Separately, Jean-Claude Trichet, ECB head from 2003 to 2011, has a peculiar notion of ‘timing’:
The epicenter of the worst global financial crisis since World War II, located in the United States since 2007, crossed the Atlantic at the beginning of 2010. As Fed Chairman Ben Bernanke told me at that time: “Now it is your turn.”
The charts below tell a compelling story, indicating that there is really no quest for ‘balance’ and that Trichet´s ‘timing’ is all wrong. In short, it´s Germany “Ueber Alles” (not, as the propaganda has it, “above all else” but the quainter “more than anything else”)

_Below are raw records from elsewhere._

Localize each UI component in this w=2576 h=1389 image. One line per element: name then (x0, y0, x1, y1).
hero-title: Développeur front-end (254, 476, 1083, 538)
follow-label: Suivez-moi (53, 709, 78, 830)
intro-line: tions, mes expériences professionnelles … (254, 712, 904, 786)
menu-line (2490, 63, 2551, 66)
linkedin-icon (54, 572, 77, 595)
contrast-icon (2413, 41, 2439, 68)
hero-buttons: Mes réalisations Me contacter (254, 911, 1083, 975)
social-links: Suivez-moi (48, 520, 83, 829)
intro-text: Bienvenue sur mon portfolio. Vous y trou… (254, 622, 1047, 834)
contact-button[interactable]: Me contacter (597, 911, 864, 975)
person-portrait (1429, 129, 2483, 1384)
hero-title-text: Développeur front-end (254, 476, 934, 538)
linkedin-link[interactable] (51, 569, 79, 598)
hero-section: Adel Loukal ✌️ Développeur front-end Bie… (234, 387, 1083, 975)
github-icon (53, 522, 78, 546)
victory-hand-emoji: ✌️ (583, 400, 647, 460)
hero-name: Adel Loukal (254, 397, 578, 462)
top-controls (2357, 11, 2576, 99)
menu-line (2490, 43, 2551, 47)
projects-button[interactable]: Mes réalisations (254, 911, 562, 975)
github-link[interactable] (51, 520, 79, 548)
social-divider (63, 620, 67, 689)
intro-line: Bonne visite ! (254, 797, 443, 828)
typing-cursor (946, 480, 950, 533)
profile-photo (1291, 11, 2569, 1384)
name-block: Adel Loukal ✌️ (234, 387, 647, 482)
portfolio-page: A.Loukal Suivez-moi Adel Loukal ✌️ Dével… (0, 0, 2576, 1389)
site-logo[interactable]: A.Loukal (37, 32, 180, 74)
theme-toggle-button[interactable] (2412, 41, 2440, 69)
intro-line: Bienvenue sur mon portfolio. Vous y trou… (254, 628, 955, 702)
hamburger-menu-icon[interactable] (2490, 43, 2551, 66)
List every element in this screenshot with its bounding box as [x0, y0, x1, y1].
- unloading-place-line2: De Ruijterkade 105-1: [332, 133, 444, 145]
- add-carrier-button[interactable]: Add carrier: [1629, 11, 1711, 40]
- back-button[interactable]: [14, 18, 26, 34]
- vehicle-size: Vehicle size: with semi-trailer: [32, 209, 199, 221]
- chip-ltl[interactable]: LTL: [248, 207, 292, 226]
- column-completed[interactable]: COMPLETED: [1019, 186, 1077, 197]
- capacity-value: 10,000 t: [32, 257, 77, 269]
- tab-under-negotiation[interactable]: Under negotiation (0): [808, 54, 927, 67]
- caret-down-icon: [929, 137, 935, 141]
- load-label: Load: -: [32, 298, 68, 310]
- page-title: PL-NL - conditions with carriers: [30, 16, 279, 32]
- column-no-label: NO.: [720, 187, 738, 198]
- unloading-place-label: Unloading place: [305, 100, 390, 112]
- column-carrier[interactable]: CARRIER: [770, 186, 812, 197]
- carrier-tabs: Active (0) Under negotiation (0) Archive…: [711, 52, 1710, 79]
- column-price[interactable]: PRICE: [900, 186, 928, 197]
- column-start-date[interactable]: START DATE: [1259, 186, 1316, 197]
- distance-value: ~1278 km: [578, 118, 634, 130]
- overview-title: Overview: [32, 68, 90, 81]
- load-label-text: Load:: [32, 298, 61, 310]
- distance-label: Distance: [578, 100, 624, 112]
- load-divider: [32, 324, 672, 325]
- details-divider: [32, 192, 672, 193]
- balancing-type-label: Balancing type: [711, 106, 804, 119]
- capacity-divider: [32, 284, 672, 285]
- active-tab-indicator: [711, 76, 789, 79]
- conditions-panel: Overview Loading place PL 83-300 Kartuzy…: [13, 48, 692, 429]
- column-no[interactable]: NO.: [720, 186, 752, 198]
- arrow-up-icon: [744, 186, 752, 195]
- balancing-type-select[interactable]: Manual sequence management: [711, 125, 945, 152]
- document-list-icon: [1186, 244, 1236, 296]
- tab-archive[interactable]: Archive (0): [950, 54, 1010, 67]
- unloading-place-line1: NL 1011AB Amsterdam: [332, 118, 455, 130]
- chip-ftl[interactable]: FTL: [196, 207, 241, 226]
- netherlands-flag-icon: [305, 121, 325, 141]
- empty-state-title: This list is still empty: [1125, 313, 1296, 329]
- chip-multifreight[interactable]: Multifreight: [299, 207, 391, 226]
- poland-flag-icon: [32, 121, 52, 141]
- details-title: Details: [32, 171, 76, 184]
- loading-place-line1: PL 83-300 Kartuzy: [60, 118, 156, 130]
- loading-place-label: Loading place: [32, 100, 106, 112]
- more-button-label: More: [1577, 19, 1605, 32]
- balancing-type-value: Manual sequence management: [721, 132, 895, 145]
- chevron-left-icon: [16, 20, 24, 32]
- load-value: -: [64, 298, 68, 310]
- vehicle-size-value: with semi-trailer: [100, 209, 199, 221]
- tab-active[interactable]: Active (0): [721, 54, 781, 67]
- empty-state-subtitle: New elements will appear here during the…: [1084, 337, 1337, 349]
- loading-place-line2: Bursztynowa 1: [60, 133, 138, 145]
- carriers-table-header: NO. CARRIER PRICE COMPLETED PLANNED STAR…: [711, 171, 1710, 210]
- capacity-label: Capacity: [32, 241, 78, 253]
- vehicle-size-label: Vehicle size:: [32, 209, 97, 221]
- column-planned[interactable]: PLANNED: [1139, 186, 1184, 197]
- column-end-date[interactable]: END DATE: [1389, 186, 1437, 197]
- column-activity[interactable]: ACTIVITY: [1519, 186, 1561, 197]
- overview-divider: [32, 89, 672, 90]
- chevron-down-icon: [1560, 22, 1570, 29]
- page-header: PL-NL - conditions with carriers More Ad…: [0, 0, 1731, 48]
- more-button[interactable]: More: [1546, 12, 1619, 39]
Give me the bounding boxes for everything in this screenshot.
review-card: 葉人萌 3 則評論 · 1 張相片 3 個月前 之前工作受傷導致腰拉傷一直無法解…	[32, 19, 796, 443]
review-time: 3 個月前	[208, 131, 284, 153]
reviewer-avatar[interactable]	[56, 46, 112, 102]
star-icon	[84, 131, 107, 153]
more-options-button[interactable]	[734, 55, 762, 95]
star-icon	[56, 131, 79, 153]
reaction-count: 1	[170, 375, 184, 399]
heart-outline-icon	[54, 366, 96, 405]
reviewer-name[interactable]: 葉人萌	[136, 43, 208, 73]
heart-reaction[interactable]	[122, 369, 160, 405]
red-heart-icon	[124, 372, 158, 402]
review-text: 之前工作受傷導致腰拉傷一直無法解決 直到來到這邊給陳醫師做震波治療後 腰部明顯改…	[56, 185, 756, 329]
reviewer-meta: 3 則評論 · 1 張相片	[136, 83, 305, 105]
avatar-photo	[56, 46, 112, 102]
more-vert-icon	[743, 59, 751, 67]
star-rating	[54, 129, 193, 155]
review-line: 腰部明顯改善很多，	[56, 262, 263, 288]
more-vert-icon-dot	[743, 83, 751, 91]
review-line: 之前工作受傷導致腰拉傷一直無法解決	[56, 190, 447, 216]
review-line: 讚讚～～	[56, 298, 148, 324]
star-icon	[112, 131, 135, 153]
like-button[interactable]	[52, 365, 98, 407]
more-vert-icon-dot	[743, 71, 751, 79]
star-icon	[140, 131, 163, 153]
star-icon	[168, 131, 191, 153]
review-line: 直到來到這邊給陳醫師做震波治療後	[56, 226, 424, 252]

Update: Scott Sumner has a post: “Money Matters“:
I’ve been thinking about how to teach monetary economics from the beginning. Perhaps before people start learning, they need to unlearn things they believe, that just ain’t so. We market monetarists believe that monetary shocks (or “disequilibrium” if you prefer) is the primary cause of business cycles, indeed almost the only cause of big swings in unemployment.
Most people don’t believe this; indeed it’s not even clear that most economists believe this. Instead the average person thinks recessions are caused by big real shocks, or financial shocks, of one sort or another. Asset bubbles bursting, 9/11, stock market crashes, devastating natural disasters, etc.
The contrast between Germany and Spain shows that very clearly.